A 3ª Vara de Presidente Venceslau aceitou a denúncia do Ministério Público de São Paulo e tornou réus a influenciadora Deolane Bezerra e Marco Willians Herbas Camacho, o Marcola. Eles respondem por organização criminosa e lavagem de dinheiro ligados ao PCC. A denúncia envolve ainda Paloma Sanches Herbas Camacho, Leonardo Alexsander Ribeiro Herbas Camacho e Alejandro Juvenal Herbas Camacho Junior. O processo está em sigilo.

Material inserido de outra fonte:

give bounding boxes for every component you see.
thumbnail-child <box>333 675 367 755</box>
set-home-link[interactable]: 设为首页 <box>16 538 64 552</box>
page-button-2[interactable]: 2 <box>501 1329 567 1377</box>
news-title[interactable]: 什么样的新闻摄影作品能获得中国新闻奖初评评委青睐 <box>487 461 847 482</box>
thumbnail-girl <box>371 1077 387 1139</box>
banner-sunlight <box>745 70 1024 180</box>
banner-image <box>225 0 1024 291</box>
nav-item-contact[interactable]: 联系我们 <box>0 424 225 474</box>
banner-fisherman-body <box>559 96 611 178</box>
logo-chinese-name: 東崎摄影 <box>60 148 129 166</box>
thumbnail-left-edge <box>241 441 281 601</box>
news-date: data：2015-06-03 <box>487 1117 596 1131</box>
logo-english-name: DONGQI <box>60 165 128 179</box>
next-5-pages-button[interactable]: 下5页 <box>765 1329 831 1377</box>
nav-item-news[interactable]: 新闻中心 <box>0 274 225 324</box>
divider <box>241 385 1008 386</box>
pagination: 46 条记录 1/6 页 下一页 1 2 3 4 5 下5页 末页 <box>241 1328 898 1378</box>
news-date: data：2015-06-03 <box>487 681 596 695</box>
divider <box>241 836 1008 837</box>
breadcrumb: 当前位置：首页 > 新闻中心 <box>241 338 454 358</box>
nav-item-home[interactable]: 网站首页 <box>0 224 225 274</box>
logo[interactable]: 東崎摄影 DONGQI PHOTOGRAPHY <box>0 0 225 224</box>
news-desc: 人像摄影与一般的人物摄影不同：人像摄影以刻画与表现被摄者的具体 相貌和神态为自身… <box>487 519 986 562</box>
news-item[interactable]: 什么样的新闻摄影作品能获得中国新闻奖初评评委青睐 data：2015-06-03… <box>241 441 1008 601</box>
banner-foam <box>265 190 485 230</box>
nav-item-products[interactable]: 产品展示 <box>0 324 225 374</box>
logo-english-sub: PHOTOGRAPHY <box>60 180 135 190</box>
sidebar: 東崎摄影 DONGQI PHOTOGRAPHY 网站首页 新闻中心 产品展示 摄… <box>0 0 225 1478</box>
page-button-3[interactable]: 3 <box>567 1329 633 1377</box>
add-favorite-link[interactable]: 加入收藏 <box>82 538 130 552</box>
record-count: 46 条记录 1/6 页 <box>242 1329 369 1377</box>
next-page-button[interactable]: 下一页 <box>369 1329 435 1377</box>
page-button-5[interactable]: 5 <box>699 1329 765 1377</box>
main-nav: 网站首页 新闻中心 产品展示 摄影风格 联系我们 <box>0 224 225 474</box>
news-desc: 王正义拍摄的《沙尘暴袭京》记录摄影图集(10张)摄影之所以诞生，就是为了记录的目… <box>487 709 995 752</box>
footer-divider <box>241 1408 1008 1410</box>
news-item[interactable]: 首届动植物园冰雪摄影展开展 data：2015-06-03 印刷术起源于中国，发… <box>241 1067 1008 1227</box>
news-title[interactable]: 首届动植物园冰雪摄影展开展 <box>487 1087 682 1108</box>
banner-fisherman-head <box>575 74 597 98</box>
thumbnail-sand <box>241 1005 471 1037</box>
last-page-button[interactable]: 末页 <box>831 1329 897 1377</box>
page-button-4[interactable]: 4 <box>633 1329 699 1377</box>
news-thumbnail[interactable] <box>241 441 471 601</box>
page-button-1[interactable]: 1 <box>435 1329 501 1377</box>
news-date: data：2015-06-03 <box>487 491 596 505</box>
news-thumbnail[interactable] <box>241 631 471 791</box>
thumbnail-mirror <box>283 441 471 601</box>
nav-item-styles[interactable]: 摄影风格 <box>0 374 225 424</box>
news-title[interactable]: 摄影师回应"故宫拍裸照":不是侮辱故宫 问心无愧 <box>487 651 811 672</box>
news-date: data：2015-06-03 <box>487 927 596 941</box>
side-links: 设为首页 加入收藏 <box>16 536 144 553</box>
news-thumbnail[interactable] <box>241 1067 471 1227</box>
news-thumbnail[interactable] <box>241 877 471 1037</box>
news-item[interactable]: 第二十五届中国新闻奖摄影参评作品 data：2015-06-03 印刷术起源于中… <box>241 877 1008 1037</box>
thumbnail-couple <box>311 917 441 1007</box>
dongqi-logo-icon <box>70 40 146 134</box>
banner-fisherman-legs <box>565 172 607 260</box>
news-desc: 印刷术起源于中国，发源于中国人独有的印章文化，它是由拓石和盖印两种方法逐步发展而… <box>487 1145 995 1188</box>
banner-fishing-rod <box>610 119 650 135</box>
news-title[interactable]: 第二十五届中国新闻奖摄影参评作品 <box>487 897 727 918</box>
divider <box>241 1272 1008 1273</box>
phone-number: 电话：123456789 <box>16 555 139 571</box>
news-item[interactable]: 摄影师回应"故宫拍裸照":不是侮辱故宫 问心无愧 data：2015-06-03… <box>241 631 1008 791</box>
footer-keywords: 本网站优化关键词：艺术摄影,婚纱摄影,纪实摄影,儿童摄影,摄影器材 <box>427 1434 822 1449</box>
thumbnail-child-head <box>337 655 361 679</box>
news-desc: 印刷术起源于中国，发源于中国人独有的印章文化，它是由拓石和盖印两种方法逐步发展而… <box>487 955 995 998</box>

A investigação aponta que dois réus atuavam como líderes do PCC e os demais integravam a engenharia financeira do esquema. Também houve o bloqueio de bens de um envolvido, identificado como operador do esquema, que usou uma transportadora para ocultar e reinserir valores ilícitos na economia formal.
Presos
Deolane Bezerra foi presa em maio na Operação Vérnix, que apura lavagem de dinheiro para o PCC. Ela permanece na Penitenciária Feminina de Tupi Paulista, a cerca de 667 km da capital. Marcola está custodiado na Penitenciária Federal de Brasília.
Outro lado
O advogado Bruno Ferullo, que atua na defesa de Marcola, Paloma Sanches, Leonardo Ribeiro e Alejandro Junior, negou as acusações. Segundo ele, Marcola e Alejandro estão em presídio federal de segurança máxima desde 2019, com restrições de contato, o que inviabilizaria participação. A defesa ainda afirmou que vínculos familiares não comprovam participação criminosa.
A reportagem não obteve retorno imediato da defesa de Deolane Bezerra. O portal não divulga contatos de fontes externas. As informações são procedentes de boletins oficiais e nota do Ministério Público.